Son: "Can I ask you a question, Mom?"
Son: "My homework is asking me what the subject is for each sentence.
Son: "Well, I'm pretty sure that the subject is English, but would it be the same for every sentence?"
Mom: "First of all, the subject of a sentence would be the person, place or thing that the sentence is about. Secondly, English is the course you are trying to conquer."
Son: "But my notebook said 'Subject' on the front and you told me to write 'English' there."
Mom: "Indeed I did, but there wasn't a sentence for you to dissect, was there? What's the first sentence you have?"
Son: "Eat fruit or vegetables at every meal."
Mom (smiling): "Really? I like your English book!"

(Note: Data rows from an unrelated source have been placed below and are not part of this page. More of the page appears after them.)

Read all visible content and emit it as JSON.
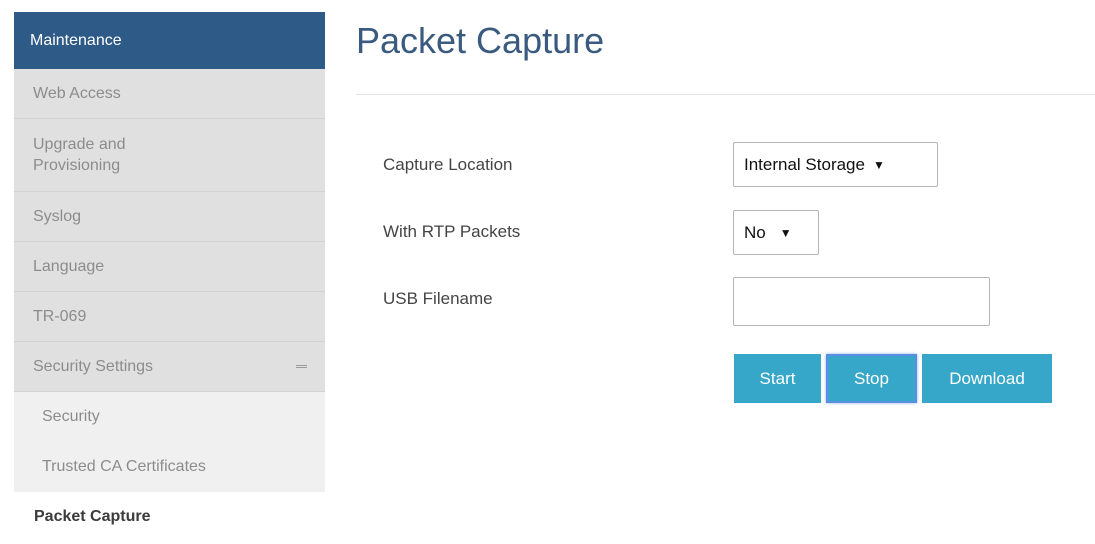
{
  "sidebar": {
    "header": "Maintenance",
    "items": [
      {
        "label": "Web Access"
      },
      {
        "label": "Upgrade and Provisioning"
      },
      {
        "label": "Syslog"
      },
      {
        "label": "Language"
      },
      {
        "label": "TR-069"
      },
      {
        "label": "Security Settings"
      }
    ],
    "sub_items": [
      {
        "label": "Security"
      },
      {
        "label": "Trusted CA Certificates"
      }
    ],
    "active_item": "Packet Capture"
  },
  "main": {
    "title": "Packet Capture",
    "fields": {
      "capture_location": {
        "label": "Capture Location",
        "value": "Internal Storage"
      },
      "with_rtp": {
        "label": "With RTP Packets",
        "value": "No"
      },
      "usb_filename": {
        "label": "USB Filename",
        "value": ""
      }
    },
    "buttons": {
      "start": "Start",
      "stop": "Stop",
      "download": "Download"
    }
  },
  "colors": {
    "sidebar_header": "#2e5a87",
    "title": "#3a5a80",
    "button": "#36a6c9"
  },
  "icons": {
    "collapse": "minus-icon",
    "dropdown": "dropdown-arrow-icon"
  }
}
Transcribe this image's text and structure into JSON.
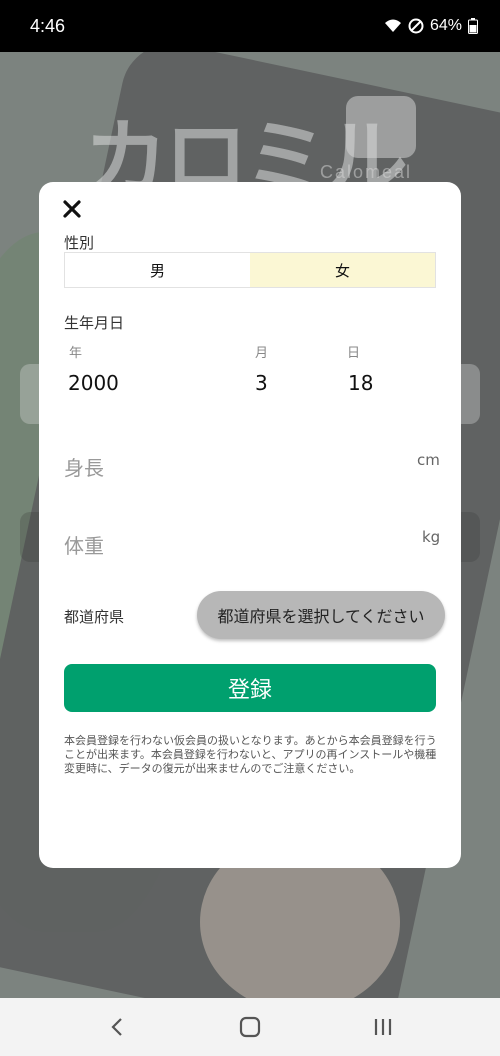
{
  "status_bar": {
    "time": "4:46",
    "battery": "64%",
    "icons": [
      "wifi-icon",
      "do-not-disturb-icon",
      "battery-icon"
    ]
  },
  "background": {
    "logo_text": "カロミル",
    "logo_sub": "Calomeal"
  },
  "modal": {
    "gender_label": "性別",
    "gender_options": [
      "男",
      "女"
    ],
    "gender_selected": "女",
    "birthdate_label": "生年月日",
    "year_label": "年",
    "month_label": "月",
    "day_label": "日",
    "year_value": "2000",
    "month_value": "3",
    "day_value": "18",
    "height_placeholder": "身長",
    "height_unit": "cm",
    "weight_placeholder": "体重",
    "weight_unit": "kg",
    "prefecture_label": "都道府県",
    "prefecture_button": "都道府県を選択してください",
    "register_button": "登録",
    "notice": "本会員登録を行わない仮会員の扱いとなります。あとから本会員登録を行うことが出来ます。本会員登録を行わないと、アプリの再インストールや機種変更時に、データの復元が出来ませんのでご注意ください。"
  },
  "colors": {
    "accent": "#00a06e",
    "selected_gender": "#fbf7d4",
    "prefecture_button": "#b7b7b7"
  }
}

Son: "Why? It's not like English people know anything about eating healthy."
Mom (sarcastically): "I'm sure you know more 'English people' than I do."
Son: "Yep...So... if it's not 'English,' what is the subject?"
Mom: "The subject is 'you.'"
Mom: "No. 'You.'"
Son (disparagingly): "Oh come on, Mom. That word isn't even in the sentence. You just want me to eat more vegetables."
Mom: "Very true, but 'you' is understood."
Son (tentatively): "...I don't understand."
Mom: "In the sentence, 'you' is understood."
Son: "I don't know my grammars very good, but shouldn't you say: you are understood?"
Mom: "...I don't understand... and it's 'very well' not 'very good.'"
Son: "Ok, I'm very well confused."
Mom (frustrated): "Son, stop. Let's start at the beginning. The sentence is 'Eat fruit or vegetables at every meal.' It doesn't specify who is to eat the fruits and vegetables, so we must assume it is 'you.'"
Son: "Leave me outta this!"
Mom: "*SIGH* Say the sentence as if you were telling someone else to eat: 'You eat your fruits and vegetables at every meal.'"
Son (logically): "No, I don't."
Mom (suspiciously): "Are you paying attention?"
Mom (annoyed): "No, you're not. Go away."
Son (with sudden insight): "Don't you mean you go away?"
Mom (excited): "Exactly! You is the subject!"
Son (lost again): "You mean, you are the subject."
Mom: "I mean you are not getting any dinner tonight!"
Son: "At least I don't have to eat any vegetables."